Uno scritto dal carcere di Bollate. Giovanni Erra scrive in esclusiva a “Il Giorno” per proclamare la sua verità sull’omicidio di Desirée Piovanelli. All’epoca, Erra era un operaio di 36 anni, sposato e padre di un bambino di otto. L’unico adulto, fra due sedicenni e un quattordicenne, di quello che fu definito il “branco” di Leno, sconta una condanna definitiva a 30 anni per la morte di Desirée, 15 anni da compiere, gioiosamente bella, primo anno di liceo scientifico: era il 28 settembre del 2002. Erra ha dato incarico ai suoi legali Antonio Cozza e Nicodemo Gentile di raccogliere elementi che possano portare a una richiesta di revisione. Per Giovanni esiste «un’unica risposta». «Sono innocente mi sono sempre proclamato non colpevole. In quella cascina nel momento in cui veniva uccisa la povera Desirée io non c’ero! Mi trovavo a casa mia! Insieme a mio figlio e mia moglie e dormivo sul letto! È vero ho raccontato di essere lì con quei ragazzi, ma l’ho fatto solo perché non ero lucido. Ero fragile. Le persone che mi conoscono sanno come reagisco nei momenti di difficoltà. In quel periodo della mia vita che vorrei cancellare ero in balia della droga e dell’alcol e in più avevo paura di tutto e soprattutto avevo paura che delle persone potessero fare del male alla mia famiglia. Non so cosa sia successo in quella cascina ma ho sempre pensato che a uccidere Desirée fosse stato (qui Erra fa il cognome di uno dei ragazzi di Leno, quello che secondo le sentenze colpì Desirée con un coltello Kaimano acquistato al supermercato - ndr). Io sono stato il capro espiatorio perché adulto e fragile! Non sono un pedofilo e non lo sono mai stato. Non ho mai avuto contatti con persone del genere! Ciò che dice il papà di Desirée potrebbe anche essere vero! Non so come aiutarlo. Se solo sapessi qualcosa l’avrei fatto subito perché anche io sono un padre di famiglia e come loro sono una vittima di quanto successo». «A volte immagino il dolore che hanno provato i familiari di Desirée e che ancora oggi provano e non vorrei essere nei loro panni – aggiunge –. Ma non vorrei trovarmi qua perché nei miei confronti è stata fatta una grande ingiustizia».

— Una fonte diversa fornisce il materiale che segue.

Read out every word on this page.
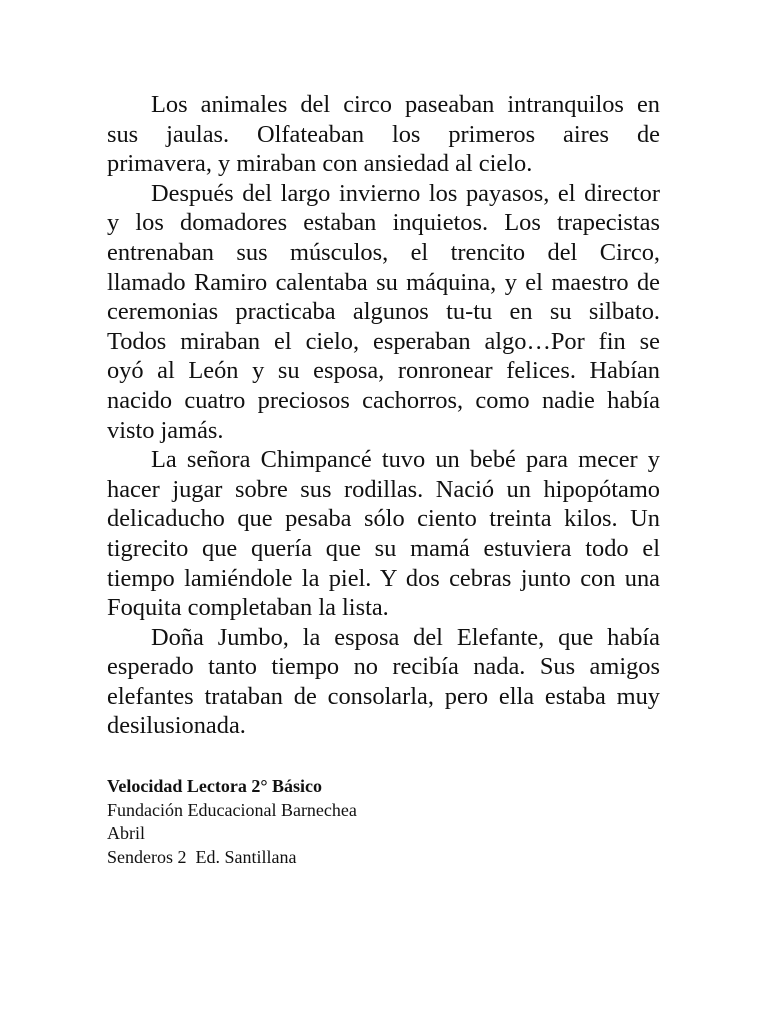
Los animales del circo paseaban intranquilos en
sus jaulas. Olfateaban los primeros aires de
primavera, y miraban con ansiedad al cielo.
Después del largo invierno los payasos, el director
y los domadores estaban inquietos. Los trapecistas
entrenaban sus músculos, el trencito del Circo,
llamado Ramiro calentaba su máquina, y el maestro de
ceremonias practicaba algunos tu-tu en su silbato.
Todos miraban el cielo, esperaban algo…Por fin se
oyó al León y su esposa, ronronear felices. Habían
nacido cuatro preciosos cachorros, como nadie había
visto jamás.
La señora Chimpancé tuvo un bebé para mecer y
hacer jugar sobre sus rodillas. Nació un hipopótamo
delicaducho que pesaba sólo ciento treinta kilos. Un
tigrecito que quería que su mamá estuviera todo el
tiempo lamiéndole la piel. Y dos cebras junto con una
Foquita completaban la lista.
Doña Jumbo, la esposa del Elefante, que había
esperado tanto tiempo no recibía nada. Sus amigos
elefantes trataban de consolarla, pero ella estaba muy
desilusionada.
Velocidad Lectora 2° Básico
Fundación Educacional Barnechea
Abril
Senderos 2  Ed. Santillana
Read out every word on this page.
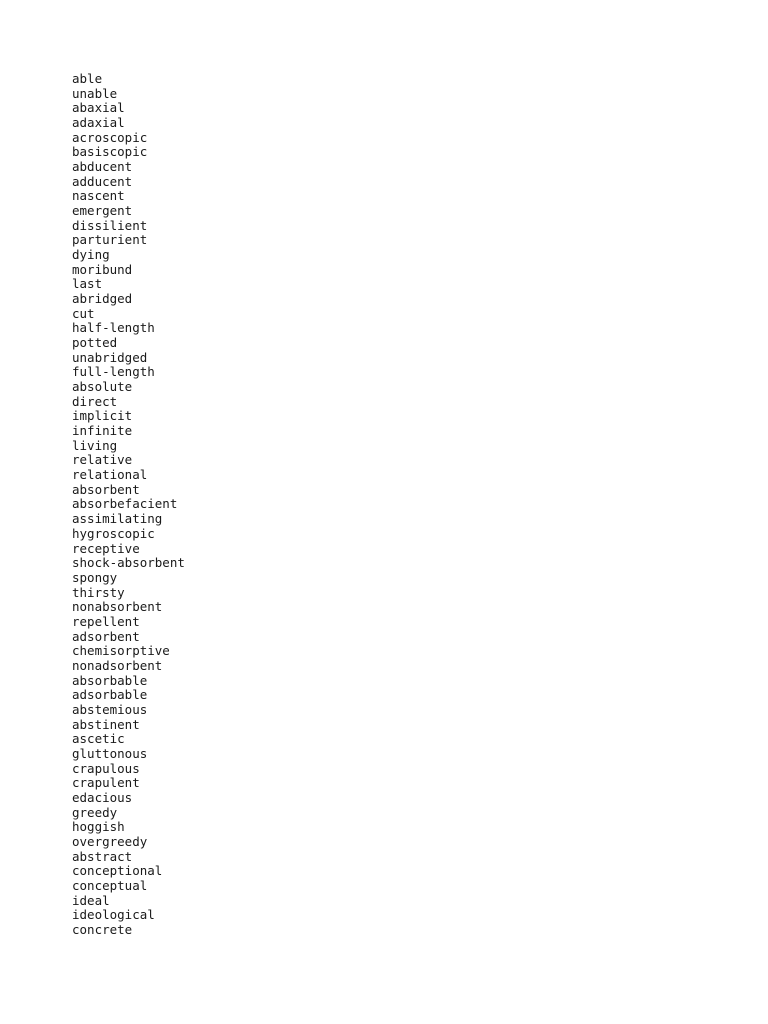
able
unable
abaxial
adaxial
acroscopic
basiscopic
abducent
adducent
nascent
emergent
dissilient
parturient
dying
moribund
last
abridged
cut
half-length
potted
unabridged
full-length
absolute
direct
implicit
infinite
living
relative
relational
absorbent
absorbefacient
assimilating
hygroscopic
receptive
shock-absorbent
spongy
thirsty
nonabsorbent
repellent
adsorbent
chemisorptive
nonadsorbent
absorbable
adsorbable
abstemious
abstinent
ascetic
gluttonous
crapulous
crapulent
edacious
greedy
hoggish
overgreedy
abstract
conceptional
conceptual
ideal
ideological
concrete
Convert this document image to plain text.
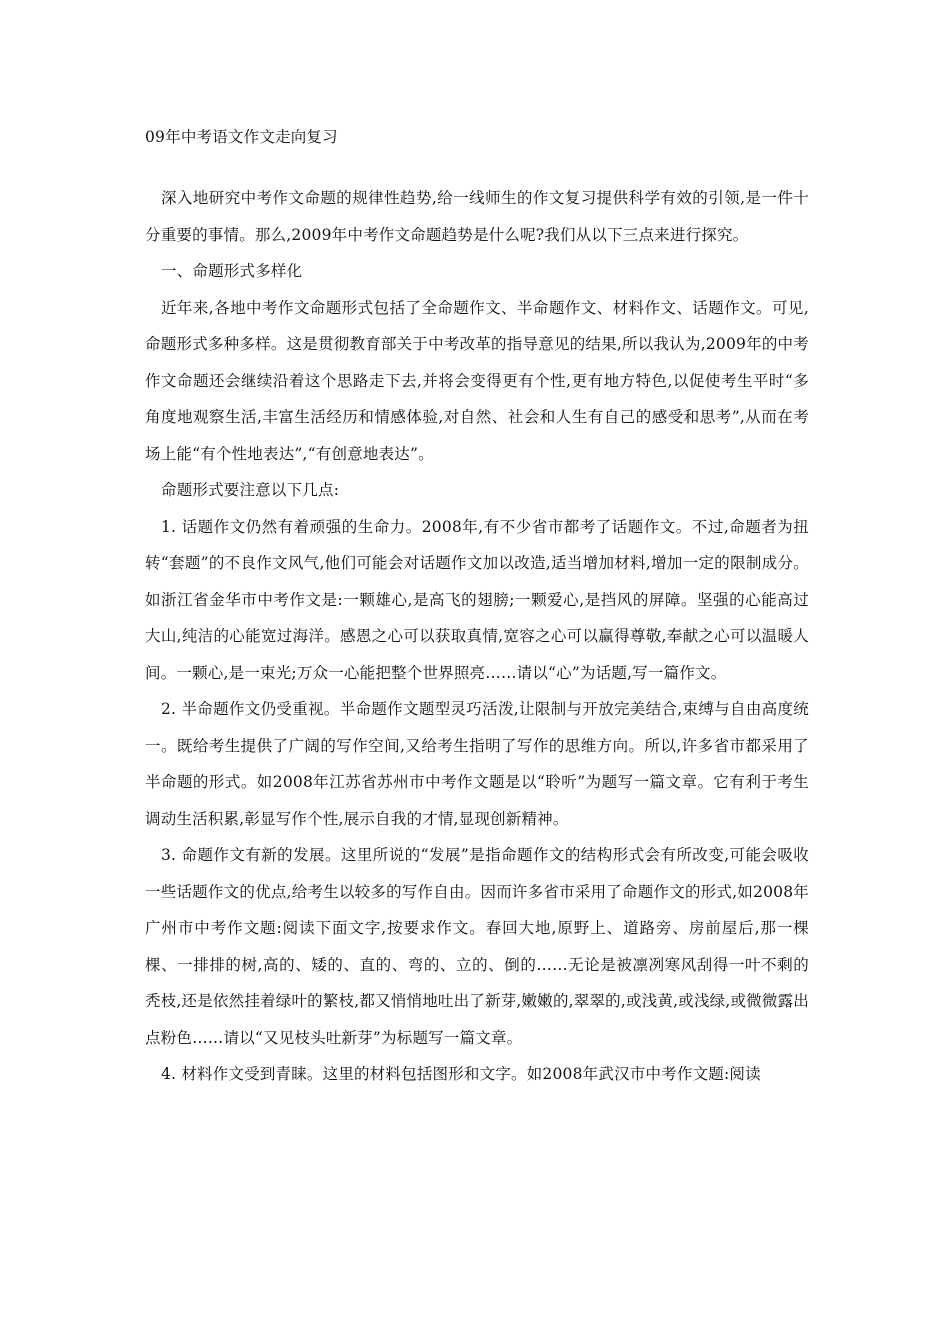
09年中考语文作文走向复习

深入地研究中考作文命题的规律性趋势,给一线师生的作文复习提供科学有效的引领,是一件十分重要的事情。那么,2009年中考作文命题趋势是什么呢?我们从以下三点来进行探究。

一、命题形式多样化

近年来,各地中考作文命题形式包括了全命题作文、半命题作文、材料作文、话题作文。可见,命题形式多种多样。这是贯彻教育部关于中考改革的指导意见的结果,所以我认为,2009年的中考作文命题还会继续沿着这个思路走下去,并将会变得更有个性,更有地方特色,以促使考生平时“多角度地观察生活,丰富生活经历和情感体验,对自然、社会和人生有自己的感受和思考”,从而在考场上能“有个性地表达”,“有创意地表达”。

命题形式要注意以下几点:

1. 话题作文仍然有着顽强的生命力。2008年,有不少省市都考了话题作文。不过,命题者为扭转“套题”的不良作文风气,他们可能会对话题作文加以改造,适当增加材料,增加一定的限制成分。如浙江省金华市中考作文是:一颗雄心,是高飞的翅膀;一颗爱心,是挡风的屏障。坚强的心能高过大山,纯洁的心能宽过海洋。感恩之心可以获取真情,宽容之心可以赢得尊敬,奉献之心可以温暖人间。一颗心,是一束光;万众一心能把整个世界照亮……请以“心”为话题,写一篇作文。

2. 半命题作文仍受重视。半命题作文题型灵巧活泼,让限制与开放完美结合,束缚与自由高度统一。既给考生提供了广阔的写作空间,又给考生指明了写作的思维方向。所以,许多省市都采用了半命题的形式。如2008年江苏省苏州市中考作文题是以“聆听”为题写一篇文章。它有利于考生调动生活积累,彰显写作个性,展示自我的才情,显现创新精神。

3. 命题作文有新的发展。这里所说的“发展”是指命题作文的结构形式会有所改变,可能会吸收一些话题作文的优点,给考生以较多的写作自由。因而许多省市采用了命题作文的形式,如2008年广州市中考作文题:阅读下面文字,按要求作文。春回大地,原野上、道路旁、房前屋后,那一棵棵、一排排的树,高的、矮的、直的、弯的、立的、倒的……无论是被凛冽寒风刮得一叶不剩的秃枝,还是依然挂着绿叶的繁枝,都又悄悄地吐出了新芽,嫩嫩的,翠翠的,或浅黄,或浅绿,或微微露出点粉色……请以“又见枝头吐新芽”为标题写一篇文章。

4. 材料作文受到青睐。这里的材料包括图形和文字。如2008年武汉市中考作文题:阅读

Attirata nella cadente cascina Ermengarda, a pochi passi dalla sua abitazione, con il pretesto di mostrare una cucciolata di gattini. Ferita, trucidata a coltellate per avere lottato, respinto con tutte le sue forze e con disperazione un tentativo di violenza di gruppo. È la verità processuale per la fine di Desirée Piovanelli. Il 1° luglio del 2004 la Cassazione ha reso definitive le condanne dei tre minori pronunciate l’anno prima, con lievi sconti, dalla Corte d’Appello per i minori di Brescia: 18 anni a Nicola B., 15 anni e 4 mesi a Nicola V., 10 anni a Mattia F. Ora sono tutti liberi, hanno superato la trentina, solo uno di loro è rimasto a Leno. Un epilogo che non ha mai persuaso Maurizio Piovanelli, il padre di Desy. Alla fine di luglio dello scorso anno ha depositato un esposto in Procura a Brescia. Sei dense pagine in cui ha allineato testimonianze, audio, nomi, circostanze, sospetti. Un quadro che porta in una direzione: pedofilia organizzata. Festini a luci rosse con droga e minorenni. Potenti personaggi della zona a caccia di giovanissime. Per il delitto un mandante rimasto impunito.